I have been given a vuvuzela and a Chinese lantern today. Now even the sight of Margaret Thatcher back in Downing Street on the steps of No. 10 with Prime Minister Cleggeron can't completely ruin my evening!

Although I must confess that seething hatred seized me when I saw her, and that it was directed not only at her but at the manipulating, duplicitous Tory swine who fooled a third of the country into believing they had disowned their vicious, homophobic, misogynistic, socially ruinous past; and the massively hypocritical, unprincipled Lliberal Democrat leaders who are clearly prepared to do anything, however distasteful, to leap out of the minnow pond and swim with the big fish for a couple of dizzying years in their sorry, anonymous history.
 
 

Sunday, June 06, 2010

Story

I went to a wonderful bbq with old and new friends yesterday afternoon. Then I spent the night with someone special while the lightning flashed and the thunder crashed outside. A mighty rain and stiflingly hot air followed the storm. We had to open the windows in the bedroom just to sleep.
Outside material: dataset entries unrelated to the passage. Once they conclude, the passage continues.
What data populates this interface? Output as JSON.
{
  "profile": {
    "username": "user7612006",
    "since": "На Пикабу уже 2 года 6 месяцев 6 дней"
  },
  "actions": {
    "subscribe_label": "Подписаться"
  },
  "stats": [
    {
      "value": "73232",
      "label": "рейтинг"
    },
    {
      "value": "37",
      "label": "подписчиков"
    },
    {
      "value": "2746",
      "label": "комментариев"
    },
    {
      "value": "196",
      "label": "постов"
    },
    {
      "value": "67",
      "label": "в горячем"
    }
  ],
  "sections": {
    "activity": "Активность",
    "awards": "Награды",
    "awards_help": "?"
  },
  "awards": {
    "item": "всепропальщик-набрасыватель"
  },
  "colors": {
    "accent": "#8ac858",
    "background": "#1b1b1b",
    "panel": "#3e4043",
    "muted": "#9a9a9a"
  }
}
At 3.50 am we were woken up by the beautiful, busy, natural sound of the birds in the trees singing in the new day. It seems louder then because there are no cars or lawn mowers or ipods."They're talking to each other about what a great storm we had last night," I suggested. Now it's nearly lunchtime. She's stretched out on the sofa underneath a brown wool blanket. I had a long-haired black cat beside me a moment ago, but when a bird called in the garden he got up quickly and ran outside. The remnants of my coffee are resting on my belly's ample curve as I write one-fingered on her laptop. I am happy.